ニッポン放送株をめぐり証券取引法違反(インサイダー取引)の罪に問われた村上世彰が、東京地裁から懲役2年、罰金300万円の実刑判決をうけた。追徴金は、検察側が求めていた通り、インサイダー事件での過去最高額を大きく超える約11億4900万円を言い渡した。
7億円の保釈金を払って、即日本人は抗告した。何の反省もない。「お金儲けして悪いんですか?」と発言する この男は、もうこの商売は止めた。
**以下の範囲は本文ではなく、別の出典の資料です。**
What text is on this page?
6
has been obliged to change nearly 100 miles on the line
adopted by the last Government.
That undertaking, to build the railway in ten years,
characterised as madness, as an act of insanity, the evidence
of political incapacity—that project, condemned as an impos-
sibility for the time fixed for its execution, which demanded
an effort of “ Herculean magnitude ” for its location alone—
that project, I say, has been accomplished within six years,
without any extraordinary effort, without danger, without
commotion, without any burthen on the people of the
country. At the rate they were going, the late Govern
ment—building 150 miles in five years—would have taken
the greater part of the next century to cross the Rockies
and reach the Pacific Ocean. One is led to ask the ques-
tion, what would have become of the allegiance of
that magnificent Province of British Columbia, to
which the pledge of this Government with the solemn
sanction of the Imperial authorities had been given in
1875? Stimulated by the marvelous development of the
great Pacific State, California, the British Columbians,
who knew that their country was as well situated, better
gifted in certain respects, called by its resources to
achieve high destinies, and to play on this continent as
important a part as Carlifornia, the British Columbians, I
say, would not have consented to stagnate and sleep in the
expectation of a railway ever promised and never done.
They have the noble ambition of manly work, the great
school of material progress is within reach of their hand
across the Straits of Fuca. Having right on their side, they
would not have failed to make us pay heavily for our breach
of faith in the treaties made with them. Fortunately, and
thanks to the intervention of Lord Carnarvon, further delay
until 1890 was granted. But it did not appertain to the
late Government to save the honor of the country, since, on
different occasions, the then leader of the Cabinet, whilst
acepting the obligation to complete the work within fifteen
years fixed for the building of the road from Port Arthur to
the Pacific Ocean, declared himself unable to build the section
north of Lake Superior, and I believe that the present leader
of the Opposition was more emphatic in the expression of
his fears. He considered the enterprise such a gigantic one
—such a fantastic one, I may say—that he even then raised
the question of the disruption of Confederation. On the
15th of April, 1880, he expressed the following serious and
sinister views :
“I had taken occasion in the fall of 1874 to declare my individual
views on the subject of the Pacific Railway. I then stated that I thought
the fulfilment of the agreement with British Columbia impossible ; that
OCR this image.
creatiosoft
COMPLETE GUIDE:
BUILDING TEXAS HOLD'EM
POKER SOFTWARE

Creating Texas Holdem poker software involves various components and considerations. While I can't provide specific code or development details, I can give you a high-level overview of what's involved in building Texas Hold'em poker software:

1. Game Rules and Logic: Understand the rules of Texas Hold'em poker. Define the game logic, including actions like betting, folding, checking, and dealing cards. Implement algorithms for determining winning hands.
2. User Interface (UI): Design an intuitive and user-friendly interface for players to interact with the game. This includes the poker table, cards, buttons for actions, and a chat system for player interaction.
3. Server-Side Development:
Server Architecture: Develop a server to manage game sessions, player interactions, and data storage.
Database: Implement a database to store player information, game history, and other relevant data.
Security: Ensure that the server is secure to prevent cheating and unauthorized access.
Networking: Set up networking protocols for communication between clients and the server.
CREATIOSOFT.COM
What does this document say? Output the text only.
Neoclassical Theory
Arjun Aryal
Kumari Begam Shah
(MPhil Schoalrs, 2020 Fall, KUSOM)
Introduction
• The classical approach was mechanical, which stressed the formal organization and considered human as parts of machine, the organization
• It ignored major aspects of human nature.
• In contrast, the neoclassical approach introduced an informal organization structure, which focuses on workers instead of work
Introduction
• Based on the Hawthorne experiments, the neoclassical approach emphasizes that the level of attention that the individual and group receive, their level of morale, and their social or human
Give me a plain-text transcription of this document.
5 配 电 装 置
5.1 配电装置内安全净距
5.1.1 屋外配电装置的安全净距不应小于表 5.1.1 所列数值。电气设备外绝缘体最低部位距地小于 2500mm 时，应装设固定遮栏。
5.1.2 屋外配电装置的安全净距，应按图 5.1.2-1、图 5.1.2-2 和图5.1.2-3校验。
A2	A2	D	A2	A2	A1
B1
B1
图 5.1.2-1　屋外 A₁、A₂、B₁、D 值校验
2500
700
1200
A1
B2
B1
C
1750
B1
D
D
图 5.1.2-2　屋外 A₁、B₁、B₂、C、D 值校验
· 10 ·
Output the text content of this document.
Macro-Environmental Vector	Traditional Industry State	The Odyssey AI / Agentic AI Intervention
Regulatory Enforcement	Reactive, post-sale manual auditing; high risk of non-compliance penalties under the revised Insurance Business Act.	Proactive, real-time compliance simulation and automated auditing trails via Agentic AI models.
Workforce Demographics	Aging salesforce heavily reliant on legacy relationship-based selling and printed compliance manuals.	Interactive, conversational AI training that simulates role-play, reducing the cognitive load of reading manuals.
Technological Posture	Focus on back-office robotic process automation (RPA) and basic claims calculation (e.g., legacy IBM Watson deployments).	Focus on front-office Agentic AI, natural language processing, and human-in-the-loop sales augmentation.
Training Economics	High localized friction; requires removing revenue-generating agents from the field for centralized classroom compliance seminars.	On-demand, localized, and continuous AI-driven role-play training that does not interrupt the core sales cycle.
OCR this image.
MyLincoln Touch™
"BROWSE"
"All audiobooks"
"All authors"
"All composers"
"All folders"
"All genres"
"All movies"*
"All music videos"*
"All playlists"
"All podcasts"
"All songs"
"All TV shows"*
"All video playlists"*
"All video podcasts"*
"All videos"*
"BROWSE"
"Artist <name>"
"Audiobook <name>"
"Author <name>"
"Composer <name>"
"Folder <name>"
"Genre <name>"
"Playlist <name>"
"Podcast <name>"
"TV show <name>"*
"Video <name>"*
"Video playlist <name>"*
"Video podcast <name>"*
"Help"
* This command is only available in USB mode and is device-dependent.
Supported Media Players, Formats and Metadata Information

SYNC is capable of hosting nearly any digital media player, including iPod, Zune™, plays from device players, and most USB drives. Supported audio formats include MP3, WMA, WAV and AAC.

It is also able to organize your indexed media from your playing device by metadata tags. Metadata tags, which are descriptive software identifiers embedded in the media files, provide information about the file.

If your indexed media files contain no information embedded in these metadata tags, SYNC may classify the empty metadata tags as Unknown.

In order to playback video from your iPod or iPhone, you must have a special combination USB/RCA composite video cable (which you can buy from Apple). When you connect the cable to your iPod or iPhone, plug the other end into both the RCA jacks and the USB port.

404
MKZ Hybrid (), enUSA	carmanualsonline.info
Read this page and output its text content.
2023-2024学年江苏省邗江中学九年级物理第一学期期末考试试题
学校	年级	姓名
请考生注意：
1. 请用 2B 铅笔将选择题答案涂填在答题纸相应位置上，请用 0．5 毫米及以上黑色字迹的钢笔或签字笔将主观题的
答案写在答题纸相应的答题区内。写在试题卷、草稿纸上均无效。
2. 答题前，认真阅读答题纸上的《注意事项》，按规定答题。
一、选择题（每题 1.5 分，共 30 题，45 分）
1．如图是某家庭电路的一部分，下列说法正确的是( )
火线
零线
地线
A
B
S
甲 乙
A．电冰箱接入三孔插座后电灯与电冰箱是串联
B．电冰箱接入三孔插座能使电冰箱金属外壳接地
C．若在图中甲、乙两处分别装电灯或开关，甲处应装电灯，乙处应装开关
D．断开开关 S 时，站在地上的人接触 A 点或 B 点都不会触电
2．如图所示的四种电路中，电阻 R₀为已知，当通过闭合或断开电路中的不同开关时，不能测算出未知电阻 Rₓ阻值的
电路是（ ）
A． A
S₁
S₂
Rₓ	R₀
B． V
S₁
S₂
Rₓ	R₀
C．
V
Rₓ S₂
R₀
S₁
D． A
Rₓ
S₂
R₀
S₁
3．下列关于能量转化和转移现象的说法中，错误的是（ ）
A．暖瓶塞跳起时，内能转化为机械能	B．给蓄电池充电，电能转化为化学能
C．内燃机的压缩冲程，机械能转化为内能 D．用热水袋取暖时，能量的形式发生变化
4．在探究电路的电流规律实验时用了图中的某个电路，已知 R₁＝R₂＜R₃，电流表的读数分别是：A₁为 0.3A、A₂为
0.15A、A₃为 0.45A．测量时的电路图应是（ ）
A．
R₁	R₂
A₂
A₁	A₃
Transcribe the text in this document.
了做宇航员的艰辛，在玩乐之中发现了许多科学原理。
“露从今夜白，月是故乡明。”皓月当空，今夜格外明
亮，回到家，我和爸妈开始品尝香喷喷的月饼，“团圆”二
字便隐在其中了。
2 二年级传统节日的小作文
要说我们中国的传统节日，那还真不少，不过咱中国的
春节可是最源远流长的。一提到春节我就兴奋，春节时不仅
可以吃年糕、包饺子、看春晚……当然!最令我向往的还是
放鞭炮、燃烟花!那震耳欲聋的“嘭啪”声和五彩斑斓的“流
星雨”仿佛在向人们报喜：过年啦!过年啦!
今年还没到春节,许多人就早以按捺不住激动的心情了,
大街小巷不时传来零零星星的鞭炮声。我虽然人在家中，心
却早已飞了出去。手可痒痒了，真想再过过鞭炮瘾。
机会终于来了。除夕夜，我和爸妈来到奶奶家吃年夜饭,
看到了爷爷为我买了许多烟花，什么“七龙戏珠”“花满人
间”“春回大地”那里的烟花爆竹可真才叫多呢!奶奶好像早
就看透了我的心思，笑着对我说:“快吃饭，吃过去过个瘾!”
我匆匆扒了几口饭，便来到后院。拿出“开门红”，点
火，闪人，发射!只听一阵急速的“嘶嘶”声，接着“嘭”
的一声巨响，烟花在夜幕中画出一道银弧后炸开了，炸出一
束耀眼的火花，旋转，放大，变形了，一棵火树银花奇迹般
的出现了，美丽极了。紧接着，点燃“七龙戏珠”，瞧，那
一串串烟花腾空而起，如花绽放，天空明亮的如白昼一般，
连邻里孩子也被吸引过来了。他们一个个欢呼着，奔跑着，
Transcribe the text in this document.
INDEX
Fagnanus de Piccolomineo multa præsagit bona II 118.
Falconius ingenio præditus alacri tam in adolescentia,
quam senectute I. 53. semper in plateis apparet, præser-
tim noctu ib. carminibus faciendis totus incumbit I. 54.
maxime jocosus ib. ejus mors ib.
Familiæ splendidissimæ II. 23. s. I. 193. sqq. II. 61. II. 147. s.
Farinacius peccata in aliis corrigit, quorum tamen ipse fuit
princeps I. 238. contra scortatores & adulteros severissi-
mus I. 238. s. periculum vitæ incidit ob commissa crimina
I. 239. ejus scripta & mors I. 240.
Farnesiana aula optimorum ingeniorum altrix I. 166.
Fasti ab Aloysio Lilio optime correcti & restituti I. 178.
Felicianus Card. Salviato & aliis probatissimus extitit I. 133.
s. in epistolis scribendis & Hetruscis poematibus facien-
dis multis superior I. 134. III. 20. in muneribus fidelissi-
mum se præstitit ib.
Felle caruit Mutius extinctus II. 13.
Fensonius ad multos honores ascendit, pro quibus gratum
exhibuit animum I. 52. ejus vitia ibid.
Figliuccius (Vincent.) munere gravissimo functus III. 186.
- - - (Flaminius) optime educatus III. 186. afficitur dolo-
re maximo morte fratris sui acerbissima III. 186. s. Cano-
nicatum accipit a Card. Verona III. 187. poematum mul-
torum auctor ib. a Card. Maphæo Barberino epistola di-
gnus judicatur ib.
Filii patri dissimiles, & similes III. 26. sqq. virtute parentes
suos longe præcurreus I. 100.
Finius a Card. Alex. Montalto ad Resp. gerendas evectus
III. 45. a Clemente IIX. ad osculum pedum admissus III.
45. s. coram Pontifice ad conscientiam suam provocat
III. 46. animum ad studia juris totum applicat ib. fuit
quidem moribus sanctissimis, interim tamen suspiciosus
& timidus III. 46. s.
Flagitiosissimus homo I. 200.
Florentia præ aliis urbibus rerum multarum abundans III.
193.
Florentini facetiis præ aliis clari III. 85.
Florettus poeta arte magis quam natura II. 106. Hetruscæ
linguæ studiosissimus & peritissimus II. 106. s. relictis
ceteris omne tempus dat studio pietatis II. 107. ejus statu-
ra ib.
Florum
小説でも書く、などと世の中を相当甘く見ている。
この事件はホリエモン事件とその後のTOB騒動などと併せて、日本の企業の在り方を真剣に考えさせてくれるきっかけわ与えてくれた。企業は「労働者」「社会的目的・貢献」それと「資本家」からなっている。
企業乗っ取りを行う連中は、乗っ取り企業にビジョンを持っているわけではない。大量の株をお金の力で買い込み、上手くいけば会社を乗っ取り、下手しても大量の買い占めで上がった株をポンと売ればいいのである。その差額が、彼らの儲けになる。この村上世彰は、ニッポン放送株で20億円儲けたのである。
この男の言動から、企業の社会的な責任・貢献など全く眼中にないことが分かる。企業は資本家のためだけにあると思っている。市場原理とは、資本家のための弱肉強食の論理である。
そこには、労働者の存在もなければ、企業がさし示さなければならない社会的な存在意義や理念が何もない。企業が どのような製品を何の目的で生産し社会に貢献するのか、どのように労働者の生活を守り権利を擁護するのかなどの理念など微塵もない。
これが小泉純一郎が目指し竹中平蔵が口角泡を飛ばして説明していた市場原理である。昨年の暮、官舎に女を囲って首になった男に至っては、大企業の大幅減税で市場は活性化すると豪語していた。企業が設ければ国民は豊かになるとほざいていたが、現実には派遣社員で埋め尽くされた社会には、貧困者を増産させる結果になっている。
市場原理の真っ先の犠牲になったのが、農業である。農業は追い込まれながらも、社会的な貢献に加えて環境保全にも大きくかかわっている。農民は、年々目減りする収益に耐えながら、食糧生産にいそしんでいる。市場原理主義者に彼ら農民の爪の垢でも飲ませたいものである。